Fig. 3.. HH and HT contacts modulate signaling and endocytosis of EphA2.

(A) EphA2 constructs expressed in SCC728 cells were stimulated with EA1-Fc (3 μg/ml) for 15 and 60 min and were then lysed. Whole-cell lysates (WCLs) were subjected to immunoblotting with the indicated antibodies. Controls were the untreated cells marked as 0 min. (B) FRET efficiency of EphA2 constructs before and after treatment of cells with ligand. The total cell number that was used for each sample is reported at the top of the box plots. Boxes represent third quartile, median, and first quartile, and the whiskers indicate the 10th to 90th percentile. Data were analyzed by two-tail t test; ****p < 0.0001, and ns is not significant. (C) Schematic diagram of signaling and changes in kinase proximity of WT, FN2, and LS EphA2. pS, phosphorylated Ser; pY, phosphorylated Tyr. (D) Confocal images of GSC827 cells expressing EphA2-GFP (green) and stained for Rab5 (magenta). The nucleus was stained with 4′,6-diamidino-2-phenylindole (DAPI) (blue). Separated images of EphA2 constructs and Rab5 proteins are shown in inverted format. Merged images of the cells are shown in color. White features indicate the colocalization of EphA2 and Rab5. All scale bars are 5 μm.

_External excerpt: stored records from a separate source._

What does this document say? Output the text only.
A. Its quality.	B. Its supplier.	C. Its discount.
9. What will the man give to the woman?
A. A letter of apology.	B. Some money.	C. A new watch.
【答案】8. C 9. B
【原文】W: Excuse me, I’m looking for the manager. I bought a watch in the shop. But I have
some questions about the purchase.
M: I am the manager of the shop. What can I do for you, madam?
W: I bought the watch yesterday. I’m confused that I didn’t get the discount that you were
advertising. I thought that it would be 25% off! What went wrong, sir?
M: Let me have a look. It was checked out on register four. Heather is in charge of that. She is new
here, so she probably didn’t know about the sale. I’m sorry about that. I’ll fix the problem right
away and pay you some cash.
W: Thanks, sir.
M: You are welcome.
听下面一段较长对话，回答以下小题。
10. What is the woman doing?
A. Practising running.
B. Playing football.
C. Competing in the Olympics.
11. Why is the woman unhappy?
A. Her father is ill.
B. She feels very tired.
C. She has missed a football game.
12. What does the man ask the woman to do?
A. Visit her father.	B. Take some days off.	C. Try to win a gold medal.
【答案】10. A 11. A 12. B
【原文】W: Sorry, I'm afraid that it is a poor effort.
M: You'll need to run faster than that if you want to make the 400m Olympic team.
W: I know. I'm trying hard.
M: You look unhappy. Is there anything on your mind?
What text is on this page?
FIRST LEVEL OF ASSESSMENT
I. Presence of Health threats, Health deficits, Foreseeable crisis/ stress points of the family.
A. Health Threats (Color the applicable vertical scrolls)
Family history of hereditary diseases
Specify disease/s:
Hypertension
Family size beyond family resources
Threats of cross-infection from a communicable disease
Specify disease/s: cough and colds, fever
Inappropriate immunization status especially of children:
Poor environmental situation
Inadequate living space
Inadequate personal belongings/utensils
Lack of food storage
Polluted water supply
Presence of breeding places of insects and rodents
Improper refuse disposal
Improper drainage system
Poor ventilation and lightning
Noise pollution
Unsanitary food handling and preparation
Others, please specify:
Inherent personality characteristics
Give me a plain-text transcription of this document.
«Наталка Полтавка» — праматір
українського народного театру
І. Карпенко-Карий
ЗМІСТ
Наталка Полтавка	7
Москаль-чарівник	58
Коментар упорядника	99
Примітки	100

Fig. 4.. HH and HT contacts of EphA2 modulate cell migration in vitro and invasion in vivo.

(A) Sample phase-contrast images of HEK293 cells expressing WT or mutant EphA2 at 0 (−) and 20 (+) min after ligand stimulation. Zero time points represent untreated controls. Note that cell rounding occurred in WT- and FN2-expressing cells (highlighted with red boxes) but not in LS-expressing cells. A total of three independent experiments were performed. Scale bars are 5 μm. (B) Scratch-wound assay using EphA2 knockout 283LM cells restored with the WT or mutant receptors. Sample phase-contrast images at 0 hours (top) and 16 hours (bottom) are shown. The yellow masks define the area covered with cells. The red lines demarcate the starting margins of the wound areas. (C) Wound confluency at 16 hours. The wound confluency is summarized in a bar graph to report the mean value and SEM. A total of 12 wounds were used for each group, and a total of three independent experiments were performed. Data were analyzed by one-way ANOVA test; ****p < 0.0001, **p < 0.01, and ns is not significant. (D) Kaplan-Meier survival curve (top) of mice injected intracranially with 1816 cells expressing WT EphA2 or the indicated mutant EphA2. A table showing the number, sex, and median survival of mice is shown at the bottom. (E) Representative whole-mount brain images are shown at the top. Arrows point to regions of hemorrhage. The numbers of mice with brain hemorrhage and its hemispheric distribution, on the basis of gross examination of the whole brain, are shown at the bottom. (F) Histology analysis of mouse brains. Low-power views of the brain are shown on the left; corresponding magnified views of the indicated regions are shown on the right.

Fig. 5.. Schematic depictions of the molecular assembly of EphA2 on the cell surface.

(A) Multimeric assembly EphA2 in the absence of ligands. (B) Ligand-induced conformational changes of EphA2, including 71° rotation of the FN2 domain relative to the rest of the Eph ECD. (C) Rearrangement of the kinase domains into close proximity for transphosphorylation on tyrosine residues. (D) Lateral condensation into large EphA2-ephrin higher-order clusters accompanied by activation of canonical signaling and suppression of noncanonical signaling. See text for more details.